No offense, but this is a pretty useless discussion topic. Nobody knows, nor nobody has ever known what the MPS is or what it will be. We may have anecdotes from about 50 people on this forum along with say 10-15 people you may personally know. Thus, we can make a guesstimation based on 65 people that took the exam and what they “believe” they got. There would be a ridiculous amount of sample bias in that group too. Therefore, I think we’d be better off getting a dart board and throwing darts at it to guess the MPS. Exam’s over, you either pass or fail and you’ll know in January. However, what you’ll never know or be able to ascertain is the MPS.
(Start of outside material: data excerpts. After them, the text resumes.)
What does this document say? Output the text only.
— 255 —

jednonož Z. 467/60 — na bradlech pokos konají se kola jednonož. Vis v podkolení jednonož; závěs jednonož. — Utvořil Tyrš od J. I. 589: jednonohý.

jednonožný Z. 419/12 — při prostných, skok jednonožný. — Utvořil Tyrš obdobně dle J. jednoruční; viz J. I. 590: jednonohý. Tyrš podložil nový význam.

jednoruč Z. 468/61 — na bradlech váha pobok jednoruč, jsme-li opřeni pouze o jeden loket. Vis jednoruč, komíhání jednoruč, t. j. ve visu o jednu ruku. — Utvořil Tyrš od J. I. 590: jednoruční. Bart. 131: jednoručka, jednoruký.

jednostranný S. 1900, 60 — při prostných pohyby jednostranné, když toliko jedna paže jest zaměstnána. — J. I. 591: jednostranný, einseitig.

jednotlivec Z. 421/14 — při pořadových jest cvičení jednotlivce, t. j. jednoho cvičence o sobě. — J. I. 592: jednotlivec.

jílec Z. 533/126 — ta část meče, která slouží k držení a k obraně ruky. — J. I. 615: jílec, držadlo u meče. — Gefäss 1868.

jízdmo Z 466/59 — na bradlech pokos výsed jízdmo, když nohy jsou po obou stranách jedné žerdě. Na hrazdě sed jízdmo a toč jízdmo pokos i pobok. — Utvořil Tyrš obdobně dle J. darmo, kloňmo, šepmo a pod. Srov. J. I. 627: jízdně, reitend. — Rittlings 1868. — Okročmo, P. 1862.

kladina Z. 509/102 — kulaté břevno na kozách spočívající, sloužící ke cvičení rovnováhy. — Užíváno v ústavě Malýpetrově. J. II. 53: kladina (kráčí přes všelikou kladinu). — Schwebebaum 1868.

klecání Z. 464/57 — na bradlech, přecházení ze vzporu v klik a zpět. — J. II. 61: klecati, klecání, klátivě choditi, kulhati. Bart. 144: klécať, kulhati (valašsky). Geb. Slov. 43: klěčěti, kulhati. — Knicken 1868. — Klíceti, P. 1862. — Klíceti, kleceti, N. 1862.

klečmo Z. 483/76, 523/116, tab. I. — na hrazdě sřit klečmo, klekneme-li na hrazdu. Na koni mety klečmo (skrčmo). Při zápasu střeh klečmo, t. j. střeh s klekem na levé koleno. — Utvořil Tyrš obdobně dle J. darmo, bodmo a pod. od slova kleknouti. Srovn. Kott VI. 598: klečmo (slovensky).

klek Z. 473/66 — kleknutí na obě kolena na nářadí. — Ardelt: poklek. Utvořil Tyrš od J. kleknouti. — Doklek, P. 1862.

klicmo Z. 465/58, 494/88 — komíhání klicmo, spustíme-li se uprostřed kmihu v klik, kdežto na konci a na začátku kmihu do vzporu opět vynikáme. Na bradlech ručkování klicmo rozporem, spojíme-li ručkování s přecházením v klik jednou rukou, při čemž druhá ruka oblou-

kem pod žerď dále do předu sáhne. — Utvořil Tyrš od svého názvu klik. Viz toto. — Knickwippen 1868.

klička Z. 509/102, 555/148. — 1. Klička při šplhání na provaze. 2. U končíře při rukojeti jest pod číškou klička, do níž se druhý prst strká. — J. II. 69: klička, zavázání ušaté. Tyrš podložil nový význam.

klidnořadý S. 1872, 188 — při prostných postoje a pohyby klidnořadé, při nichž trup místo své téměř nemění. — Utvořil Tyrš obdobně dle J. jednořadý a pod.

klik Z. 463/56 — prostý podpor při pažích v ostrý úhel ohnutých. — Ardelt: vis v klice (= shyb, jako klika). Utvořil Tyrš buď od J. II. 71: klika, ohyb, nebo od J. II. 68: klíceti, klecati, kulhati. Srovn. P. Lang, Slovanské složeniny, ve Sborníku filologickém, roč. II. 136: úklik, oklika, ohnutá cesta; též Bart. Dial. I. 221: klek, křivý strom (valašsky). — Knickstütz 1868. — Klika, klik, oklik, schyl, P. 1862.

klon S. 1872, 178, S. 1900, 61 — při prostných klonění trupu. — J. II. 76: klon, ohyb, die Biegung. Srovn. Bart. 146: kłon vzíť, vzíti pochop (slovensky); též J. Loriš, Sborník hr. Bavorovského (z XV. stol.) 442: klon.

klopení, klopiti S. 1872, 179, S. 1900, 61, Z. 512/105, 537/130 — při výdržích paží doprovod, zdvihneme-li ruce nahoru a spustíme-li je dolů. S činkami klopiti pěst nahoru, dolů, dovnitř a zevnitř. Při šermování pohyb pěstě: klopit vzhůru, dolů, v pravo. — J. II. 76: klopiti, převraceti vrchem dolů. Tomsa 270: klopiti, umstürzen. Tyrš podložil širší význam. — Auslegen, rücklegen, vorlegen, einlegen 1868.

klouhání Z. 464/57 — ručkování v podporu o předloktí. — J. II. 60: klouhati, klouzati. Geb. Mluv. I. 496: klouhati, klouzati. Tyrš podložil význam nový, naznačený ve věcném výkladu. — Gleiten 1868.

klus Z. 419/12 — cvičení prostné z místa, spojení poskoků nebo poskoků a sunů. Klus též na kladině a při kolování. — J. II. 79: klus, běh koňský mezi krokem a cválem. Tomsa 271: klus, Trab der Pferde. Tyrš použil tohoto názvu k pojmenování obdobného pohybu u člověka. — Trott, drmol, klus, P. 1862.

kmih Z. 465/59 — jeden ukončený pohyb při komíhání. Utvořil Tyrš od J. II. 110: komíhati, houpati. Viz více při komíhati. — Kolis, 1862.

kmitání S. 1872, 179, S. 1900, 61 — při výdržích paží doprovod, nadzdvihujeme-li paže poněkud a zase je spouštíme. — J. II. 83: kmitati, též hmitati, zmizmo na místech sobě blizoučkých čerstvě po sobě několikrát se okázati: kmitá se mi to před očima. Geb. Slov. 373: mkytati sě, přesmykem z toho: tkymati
13. More than 70% in alternative investments, corporate finance, equity investments and portfolio management. 51% to 70% in economics and ethics. And less than 50% in derivatives, financial reporting analysis, fixed income and quantitative methods.
Now taking this at face value, I assumed the highest possible score for each category (i.e everything in the below 50% category I assumed got 49%, everything 50-70% was 69% and everything >70% was 100%). However as you can’t have a non-whole number of marks for a section, I rounded everything down to a whole number. This got me to 65.8% given the above assumptions.
I’ve never understood why people even bother to speculate about what the MPS is. You’re never going to know if you’re right or not. We all know that it’s somewhere around 70% so beyond that, who cares?
but as i understand, even that figure would be completely useless, as for all we know that was the hardest cfa exam ever administered, statistics wise, and so our minimum may be 70 something for all we know. just echoing the argument for not even wasting time thinking about this!
Out of curiosity I did the same calculation and got 161/240 questions = 67.1%. Using the 80/60/40 rule that I’ve seen advertised, the MPS would be 63.2 % based on #6
The MPS can further vary between sittings, as in the one that was valid for that exam might not be the one for December 2014 (though I imagine it’s probably not too different). In any case, it seems that somewhere in the mid-high 60s seems to be the cut off point.